TECHNICAL INFORMATION:
1. Dr. John Bradley, MVA Inc. (770-662-8509);
Email: jbradley@mvainc.com
2. Dr. Hap McSween, U. of Tenn.-Knoxville (423-974-9805);
Email: mcsween@utk.edu
3. Dr. Ralph Harvey, Case Western Reserve U. (216-368-3690);
Email: rph@po.cwru.edu
WRITER: Jane Sanders
For Immediate Release: July 6, 1998
CITING GROWTH PATTERNS, RESEARCHERS DISPUTE CLAIMS OF "NANOFOSSILS"
IN MARTIAN METEORITE
A team of researchers, including a Georgia Institute of Technology
adjunct professor, has fired a new volley in the continuing
scientific debate over claims that a meteorite found in Antarctica
contains evidence of life on Mars.
In a paper to be published in the July issue of the journal
Meteoritics and Planetary Science, the researchers report evidence
that crystals found in the meteorite were formed by epitaxial
processes at temperatures that were likely too high for biological
organisms to exist. The findings cast new doubt on claims by NASA's
Johnson Space Center (JSC) researchers (led by David S. McKay) that
the so-called "Mars rock" contains forms consistent with nanofossils.
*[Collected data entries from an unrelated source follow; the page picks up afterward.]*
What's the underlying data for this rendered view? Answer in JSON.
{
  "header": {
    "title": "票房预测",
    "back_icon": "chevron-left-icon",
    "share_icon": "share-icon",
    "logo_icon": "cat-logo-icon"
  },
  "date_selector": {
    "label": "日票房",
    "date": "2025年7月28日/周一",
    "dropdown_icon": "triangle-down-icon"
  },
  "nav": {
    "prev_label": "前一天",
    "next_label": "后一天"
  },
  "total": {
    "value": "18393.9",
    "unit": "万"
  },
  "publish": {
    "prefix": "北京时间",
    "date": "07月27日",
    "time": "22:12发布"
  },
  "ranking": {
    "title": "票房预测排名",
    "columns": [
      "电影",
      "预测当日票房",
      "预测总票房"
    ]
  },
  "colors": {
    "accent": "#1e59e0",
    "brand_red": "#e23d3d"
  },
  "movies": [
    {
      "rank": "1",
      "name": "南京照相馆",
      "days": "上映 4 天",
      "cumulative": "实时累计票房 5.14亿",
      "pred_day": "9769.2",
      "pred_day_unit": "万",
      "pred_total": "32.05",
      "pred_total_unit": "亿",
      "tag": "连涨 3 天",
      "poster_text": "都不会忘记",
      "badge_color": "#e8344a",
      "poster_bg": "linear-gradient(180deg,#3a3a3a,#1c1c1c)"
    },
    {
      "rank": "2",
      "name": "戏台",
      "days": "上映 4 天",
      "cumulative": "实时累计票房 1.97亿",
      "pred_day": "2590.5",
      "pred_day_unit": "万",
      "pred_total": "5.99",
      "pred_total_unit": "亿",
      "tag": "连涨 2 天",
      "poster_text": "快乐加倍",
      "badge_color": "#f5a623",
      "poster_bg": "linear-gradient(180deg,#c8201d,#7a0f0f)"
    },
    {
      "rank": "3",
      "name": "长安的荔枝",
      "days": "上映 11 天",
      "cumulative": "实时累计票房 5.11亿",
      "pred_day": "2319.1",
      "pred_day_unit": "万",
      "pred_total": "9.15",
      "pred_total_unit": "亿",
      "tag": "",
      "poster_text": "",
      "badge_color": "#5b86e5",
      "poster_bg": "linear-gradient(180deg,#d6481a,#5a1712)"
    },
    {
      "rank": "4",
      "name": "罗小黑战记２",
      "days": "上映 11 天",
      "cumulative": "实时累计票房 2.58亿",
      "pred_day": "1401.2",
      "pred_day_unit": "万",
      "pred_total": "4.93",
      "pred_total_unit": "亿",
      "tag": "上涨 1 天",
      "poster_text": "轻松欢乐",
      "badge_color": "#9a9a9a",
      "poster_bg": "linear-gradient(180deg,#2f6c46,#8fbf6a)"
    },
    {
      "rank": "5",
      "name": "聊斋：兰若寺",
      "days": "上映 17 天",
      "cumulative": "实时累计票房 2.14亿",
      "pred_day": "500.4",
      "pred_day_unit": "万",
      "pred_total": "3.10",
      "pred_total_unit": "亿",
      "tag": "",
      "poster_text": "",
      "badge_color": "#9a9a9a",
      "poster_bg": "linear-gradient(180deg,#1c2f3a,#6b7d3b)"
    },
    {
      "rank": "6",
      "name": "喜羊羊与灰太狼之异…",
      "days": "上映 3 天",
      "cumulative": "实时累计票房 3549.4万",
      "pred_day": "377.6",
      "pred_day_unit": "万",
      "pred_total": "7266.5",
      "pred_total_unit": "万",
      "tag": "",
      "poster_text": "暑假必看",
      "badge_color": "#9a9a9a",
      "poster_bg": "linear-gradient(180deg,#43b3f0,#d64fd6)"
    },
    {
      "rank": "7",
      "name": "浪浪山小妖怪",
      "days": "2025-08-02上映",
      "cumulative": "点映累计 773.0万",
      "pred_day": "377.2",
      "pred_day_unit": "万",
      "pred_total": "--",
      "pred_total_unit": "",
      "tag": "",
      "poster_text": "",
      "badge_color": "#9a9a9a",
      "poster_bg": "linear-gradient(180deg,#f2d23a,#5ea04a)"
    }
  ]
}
Using transmission electron microscopy, researchers discovered that
magnetite crystals in the meteorite, known as ALH84001, were
atomically intergrown with the surrounding carbonates by a rigorous
form of epitaxy. This process is an ordered growth of one mineral
on top of another. The resulting complementary orientation of
crystals means the magnetites and carbonates must have grown
simultaneously at temperatures much greater than 120 degrees
Celsius, researchers said.
Epitaxial formation rules out intracellular precipitation of the
magnetites by Martian organisms, a theory hypothesized by NASA
scientists who believe the meteorite contains nanofossils, the Tech
researchers said. And the implied high-temperature origin virtually
eliminates the possibility that fossilized Martian organisms exist
in this meteorite, they added.
This article is the third in a series of this research team's
technical papers that have disputed claims of biological life in
the meteorite. The other papers were published in the journals
Geochimica et Cosmochimica Acta (1996) and Nature (1997). NASA has
sponsored all of this research, as well as work by JSC scientists
who made the nanofossil claims.
"These three papers in combination basically invalidate much of
their (JSC's) evidence," said Dr. John Bradley, an adjunct
professor in the Georgia Tech School of Materials Science and
Engineering and executive director of MVA Inc., a microanalytic
company in Norcross, Ga. "Early skepticism has evolved into
international consensus among meteoriticists and planetary
scientists, with the exception of the JSC team, that this rock does
not contain Martian nanofossils. I do not know of a single other
individual who believes it at this point."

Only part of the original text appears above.